Já em 2015, no Inquérito 4130, o ministro Dias Toffoli suscitou uma questão de ordem que foi apontada, recentemente, pelo Ministro Fachin como “o ponto de partida do processo de definição de parâmetros à determinação da competência da 13ª Vara Federal de Curitiba, por força da conexão”. É preciso esclarecer a abrangência disso.

Segundo Fachin, tal julgamento, realizado em 23/9/2015, teria firmado o entendimento segundo o qual a competência da 13ª Vara Federal de Curitiba “seria restrita aos fatos relacionados a ilícitos praticados em detrimento da Petrobras S/A”. Desse modo, casos não relacionados àquela empresa mereceriam ser desmembrados, entendimento que ora foi, acertadamente, aplicado às ações penais do ex-presidente Lula.

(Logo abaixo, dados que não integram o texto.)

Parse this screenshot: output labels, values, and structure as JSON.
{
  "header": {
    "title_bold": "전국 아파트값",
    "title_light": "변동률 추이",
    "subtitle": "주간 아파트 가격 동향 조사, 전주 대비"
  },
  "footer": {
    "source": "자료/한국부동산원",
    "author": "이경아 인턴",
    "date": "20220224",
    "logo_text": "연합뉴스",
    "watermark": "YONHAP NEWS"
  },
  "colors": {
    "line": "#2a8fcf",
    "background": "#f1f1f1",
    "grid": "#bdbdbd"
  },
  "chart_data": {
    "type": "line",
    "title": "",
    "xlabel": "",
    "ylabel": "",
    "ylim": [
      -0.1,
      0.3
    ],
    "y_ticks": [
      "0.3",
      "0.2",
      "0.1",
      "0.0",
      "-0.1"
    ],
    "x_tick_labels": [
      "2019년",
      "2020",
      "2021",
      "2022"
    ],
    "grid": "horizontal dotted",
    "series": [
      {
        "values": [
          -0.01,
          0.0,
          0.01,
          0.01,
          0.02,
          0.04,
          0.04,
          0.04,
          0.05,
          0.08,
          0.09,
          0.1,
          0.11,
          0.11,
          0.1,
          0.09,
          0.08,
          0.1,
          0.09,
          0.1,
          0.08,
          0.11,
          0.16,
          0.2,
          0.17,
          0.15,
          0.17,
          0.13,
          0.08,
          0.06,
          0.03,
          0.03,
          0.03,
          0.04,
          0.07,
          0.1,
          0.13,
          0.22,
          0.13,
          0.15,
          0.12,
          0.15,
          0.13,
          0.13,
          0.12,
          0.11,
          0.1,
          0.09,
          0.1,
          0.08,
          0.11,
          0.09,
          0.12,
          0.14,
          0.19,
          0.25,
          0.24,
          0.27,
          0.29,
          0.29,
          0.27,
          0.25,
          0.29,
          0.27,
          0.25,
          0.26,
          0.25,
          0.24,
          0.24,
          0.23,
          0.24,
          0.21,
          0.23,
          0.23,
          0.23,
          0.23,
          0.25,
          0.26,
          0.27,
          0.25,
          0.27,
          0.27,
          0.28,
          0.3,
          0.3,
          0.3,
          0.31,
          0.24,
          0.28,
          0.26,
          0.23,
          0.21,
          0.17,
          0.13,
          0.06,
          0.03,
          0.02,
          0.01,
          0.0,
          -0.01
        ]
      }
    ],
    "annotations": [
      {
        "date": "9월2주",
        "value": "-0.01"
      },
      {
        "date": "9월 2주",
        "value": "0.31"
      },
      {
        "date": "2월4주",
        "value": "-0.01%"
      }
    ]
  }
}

Com efeito, a QO 4130 marcou, pela primeira vez, o que poderia, ou não, ser considerado objeto da operação “lava jato” e remeteu os autos para São Paulo. Prevaleceu o entendimento segundo o qual os fatos referentes ao Ministério do Planejamento, imputados a uma senadora da República, não possuíam relação com a Petrobras e, por isso, não deveriam ser julgados por Sergio Moro. Os argumentos sobre a incompetência da 13ª Vara Federal de Curitiba, para julgamento da própria operação, não foram, nem precisariam ser, objeto da questão de ordem, pois o cerne da discussão era a ausência de relação do caso com a própria “lava jato”.

Não à toa, Dias Toffoli afirmou, na ocasião: Não há relação de dependência entre a apuração desses fatos e a investigação de fraudes e desvios de recursos no âmbito da Petrobras, a afastar a existência de conexão (artigo 76, CPP) e de continência (artigo 77, CPP) que pudessem ensejar osimultaneus processus.

Da mesma forma, as demais decisões citadas pelo ministro Fachin como precedentes do Supremo Tribunal Federal (HC 198.081, PET 8090 STF, PET 6727 STF, RCL 17.623) evidenciam o pacífico entendimento daquela corte sobre o fato de que, se o caso não for relacionado à Petrobras, não pode ser julgado pela 13ª Vara Federal de Curitiba, mas não respondem aos questionamentos sobre a competência daquela única vara para julgamento da operação “lava jato”.

Em síntese, pode-se dizer que, até o momento, as decisões do Supremo Tribunal Federal que reconheceram a incompetência do juízo foram proferidas em dois contextos: em casos cujas investigações tiveram início no âmbito da “lava jato”, mas, por algum motivo do caso concreto, prevaleceu o entendimento de que não diziam respeito a crimes relacionados à Petrobras; ou nos casos de foro por prerrogativa de função, cujos autos subiram, total ou parcialmente, para julgamento naquela corte. Tais decisões não enfrentaram — nem precisariam enfrentar — os argumentos que questionavam a competência da 13ª Vara Federal de Curitiba para julgar casos ocorridos no âmbito daquela empresa e que levam em conta a narrativa sobre a origem das investigações.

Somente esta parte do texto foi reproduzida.